The deal includes a 21% wage increase over the next four years as well as a standardized minimum wage for KP’s healthcare workers — $25 an hour in California and $23 everywhere else — and is set to be voted on by the coalition’s strikers on Oct. 18.
“What the parties have achieved here in Oakland demonstrates, once again, that collective bargaining works,” Su said in a statement. “When workers have a voice and a seat at the table, it can result in historic gains for workers, their employer and our country.”
The unions’ original reasoning reflected contentions seeding problems for workers across the country — like workers for the Staten Island Ferry before their new contract in September — particularly inadequate staffing and low pay.
The coalition accused KP of “cutting workers through attrition” and “creating an understaffed workforce that’s incapable of looking after patients,” according to Bloomberg.
Licensed vocational nurses, home health aides, ultrasound sonographers and other department technicians picketed at hospitals throughout California, Colorado, Washington, Oregon, Virginia and Washington, D.C., excluding registered nurses, surgeons and doctors.

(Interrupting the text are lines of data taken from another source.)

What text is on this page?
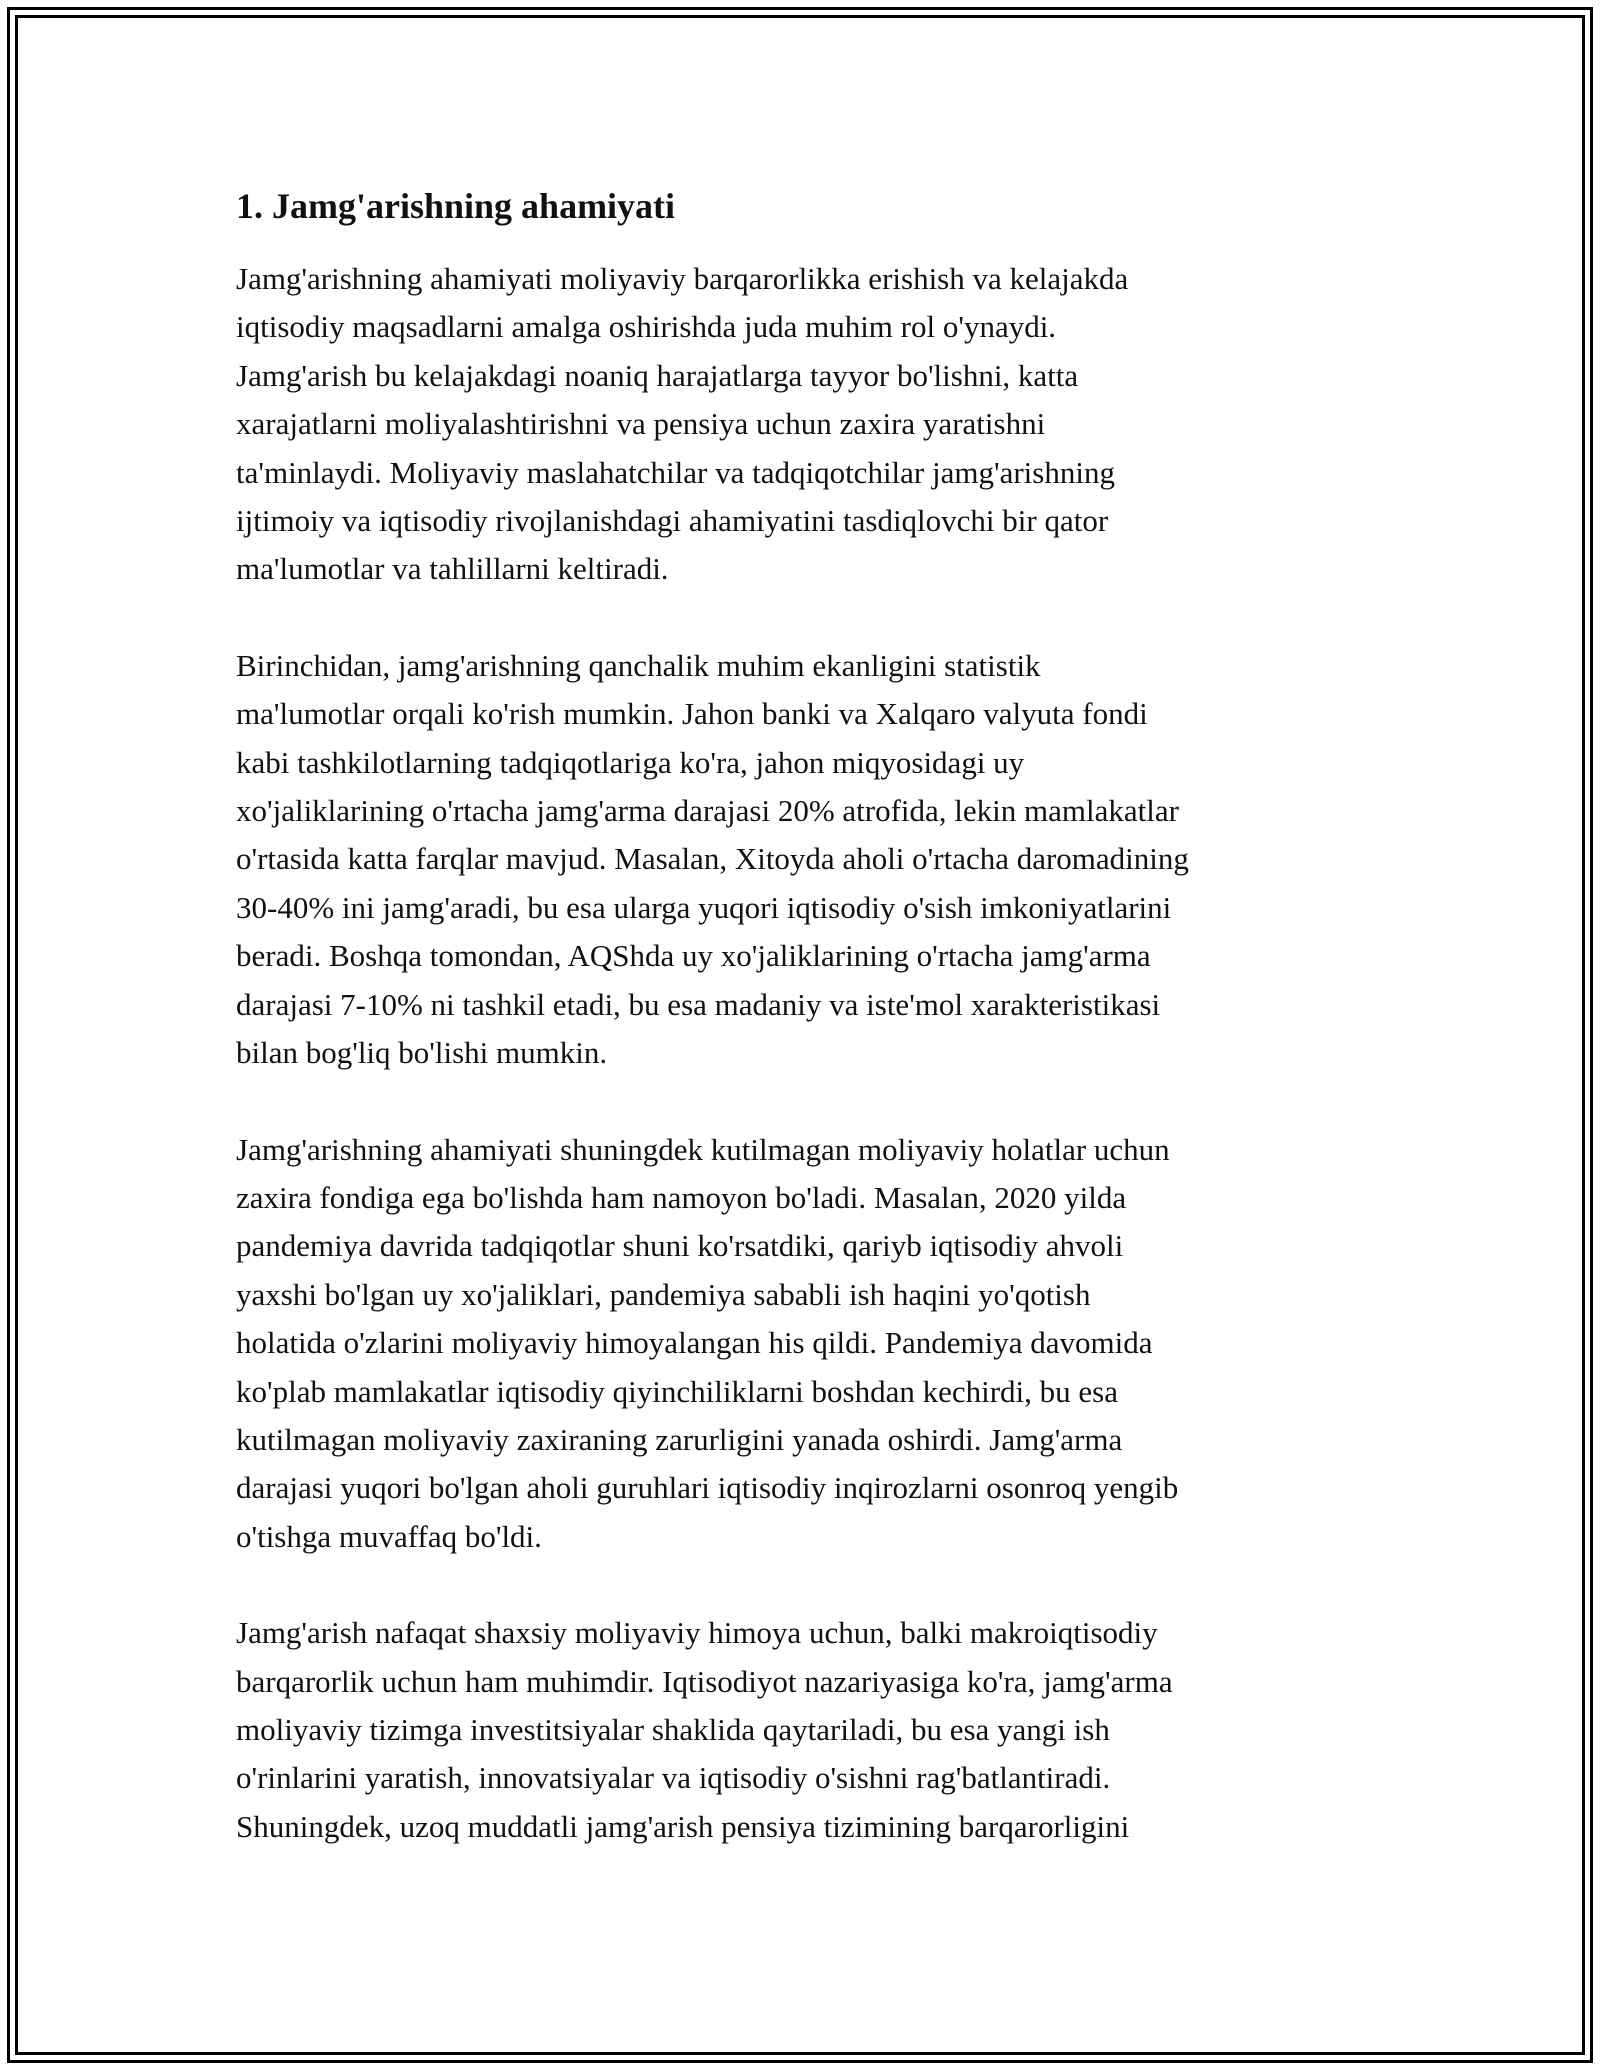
1. Jamg'arishning ahamiyati

Jamg'arishning ahamiyati moliyaviy barqarorlikka erishish va kelajakda
iqtisodiy maqsadlarni amalga oshirishda juda muhim rol o'ynaydi.
Jamg'arish bu kelajakdagi noaniq harajatlarga tayyor bo'lishni, katta
xarajatlarni moliyalashtirishni va pensiya uchun zaxira yaratishni
ta'minlaydi. Moliyaviy maslahatchilar va tadqiqotchilar jamg'arishning
ijtimoiy va iqtisodiy rivojlanishdagi ahamiyatini tasdiqlovchi bir qator
ma'lumotlar va tahlillarni keltiradi.

Birinchidan, jamg'arishning qanchalik muhim ekanligini statistik
ma'lumotlar orqali ko'rish mumkin. Jahon banki va Xalqaro valyuta fondi
kabi tashkilotlarning tadqiqotlariga ko'ra, jahon miqyosidagi uy
xo'jaliklarining o'rtacha jamg'arma darajasi 20% atrofida, lekin mamlakatlar
o'rtasida katta farqlar mavjud. Masalan, Xitoyda aholi o'rtacha daromadining
30-40% ini jamg'aradi, bu esa ularga yuqori iqtisodiy o'sish imkoniyatlarini
beradi. Boshqa tomondan, AQShda uy xo'jaliklarining o'rtacha jamg'arma
darajasi 7-10% ni tashkil etadi, bu esa madaniy va iste'mol xarakteristikasi
bilan bog'liq bo'lishi mumkin.

Jamg'arishning ahamiyati shuningdek kutilmagan moliyaviy holatlar uchun
zaxira fondiga ega bo'lishda ham namoyon bo'ladi. Masalan, 2020 yilda
pandemiya davrida tadqiqotlar shuni ko'rsatdiki, qariyb iqtisodiy ahvoli
yaxshi bo'lgan uy xo'jaliklari, pandemiya sababli ish haqini yo'qotish
holatida o'zlarini moliyaviy himoyalangan his qildi. Pandemiya davomida
ko'plab mamlakatlar iqtisodiy qiyinchiliklarni boshdan kechirdi, bu esa
kutilmagan moliyaviy zaxiraning zarurligini yanada oshirdi. Jamg'arma
darajasi yuqori bo'lgan aholi guruhlari iqtisodiy inqirozlarni osonroq yengib
o'tishga muvaffaq bo'ldi.

Jamg'arish nafaqat shaxsiy moliyaviy himoya uchun, balki makroiqtisodiy
barqarorlik uchun ham muhimdir. Iqtisodiyot nazariyasiga ko'ra, jamg'arma
moliyaviy tizimga investitsiyalar shaklida qaytariladi, bu esa yangi ish
o'rinlarini yaratish, innovatsiyalar va iqtisodiy o'sishni rag'batlantiradi.
Shuningdek, uzoq muddatli jamg'arish pensiya tizimining barqarorligini
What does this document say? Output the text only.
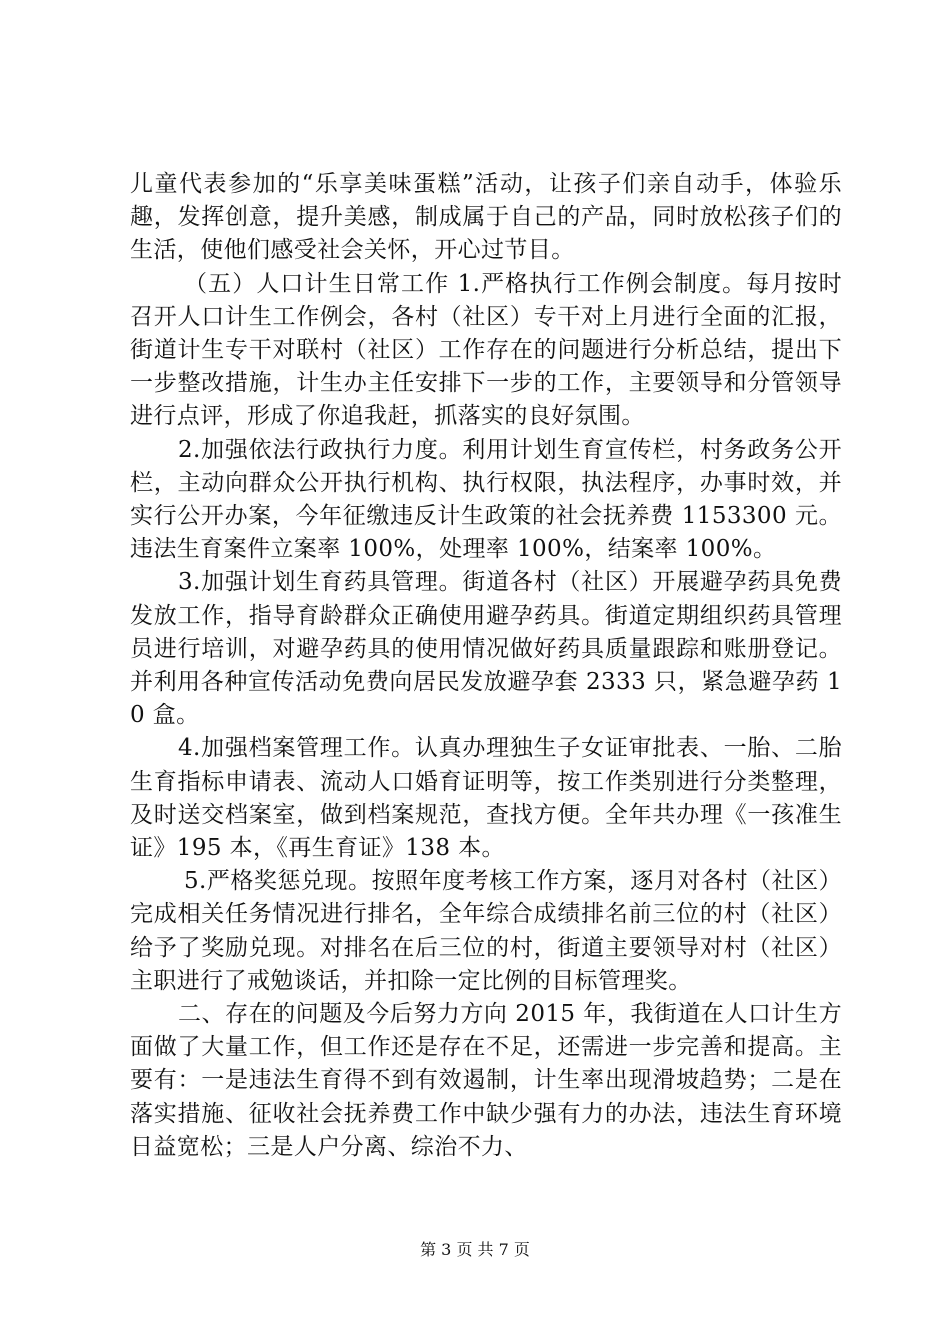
儿童代表参加的“乐享美味蛋糕”活动，让孩子们亲自动手，体验乐趣，发挥创意，提升美感，制成属于自己的产品，同时放松孩子们的生活，使他们感受社会关怀，开心过节目。

（五）人口计生日常工作 1.严格执行工作例会制度。每月按时召开人口计生工作例会，各村（社区）专干对上月进行全面的汇报，街道计生专干对联村（社区）工作存在的问题进行分析总结，提出下一步整改措施，计生办主任安排下一步的工作，主要领导和分管领导进行点评，形成了你追我赶，抓落实的良好氛围。

2.加强依法行政执行力度。利用计划生育宣传栏，村务政务公开栏，主动向群众公开执行机构、执行权限，执法程序，办事时效，并实行公开办案，今年征缴违反计生政策的社会抚养费 1153300 元。违法生育案件立案率 100%，处理率 100%，结案率 100%。

3.加强计划生育药具管理。街道各村（社区）开展避孕药具免费发放工作，指导育龄群众正确使用避孕药具。街道定期组织药具管理员进行培训，对避孕药具的使用情况做好药具质量跟踪和账册登记。并利用各种宣传活动免费向居民发放避孕套 2333 只，紧急避孕药 10 盒。

4.加强档案管理工作。认真办理独生子女证审批表、一胎、二胎生育指标申请表、流动人口婚育证明等，按工作类别进行分类整理，及时送交档案室，做到档案规范，查找方便。全年共办理《一孩准生证》195 本，《再生育证》138 本。

5.严格奖惩兑现。按照年度考核工作方案，逐月对各村（社区）完成相关任务情况进行排名，全年综合成绩排名前三位的村（社区）给予了奖励兑现。对排名在后三位的村，街道主要领导对村（社区）主职进行了戒勉谈话，并扣除一定比例的目标管理奖。

二、存在的问题及今后努力方向 2015 年，我街道在人口计生方面做了大量工作，但工作还是存在不足，还需进一步完善和提高。主要有：一是违法生育得不到有效遏制，计生率出现滑坡趋势；二是在落实措施、征收社会抚养费工作中缺少强有力的办法，违法生育环境日益宽松；三是人户分离、综治不力、

第 3 页 共 7 页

Ending on Oct. 7, the strikers returned to work without resolution.
“We are pleased to welcome back our employees who participated in this week’s strike,” KP said in a statement on Oct. 7. “With the current strike behind us as of 6:00 a.m. Saturday [Oct. 7], our collective focus is a return to normal operations.”
The strikes followed the litany of worker unrest erupting across the nation throughout the year, from Hollywood to Detroit, as inflation and other ripples from the coronavirus pandemic’s wake continue to threaten a slimly buoyed workforce — especially for the healthcare industry’s burnt-out professionals.
“The increase in worker activism, the increase in organizing and certainly the increase in strike activity has shown that workers are going to fight to increase their investment and the employer’s investment in them,” Seth Harris, distinguished professor of practice at Northeastern University, told CNBC.
KP towers over its health insurance competitors with a market share of 12.81% and a total health plan enrollment of 8,228,765 customers as of 2021.
According to CNN, the company’s unique identity as both a healthcare plan and a healthcare provider — exclusively for its enrollees — left many patients with little control. Some patients said they arrived at offices with no one at reception and no one to confirm appointments despite KP’s purported “thousands” of temporary workers brought in to fill the gaps.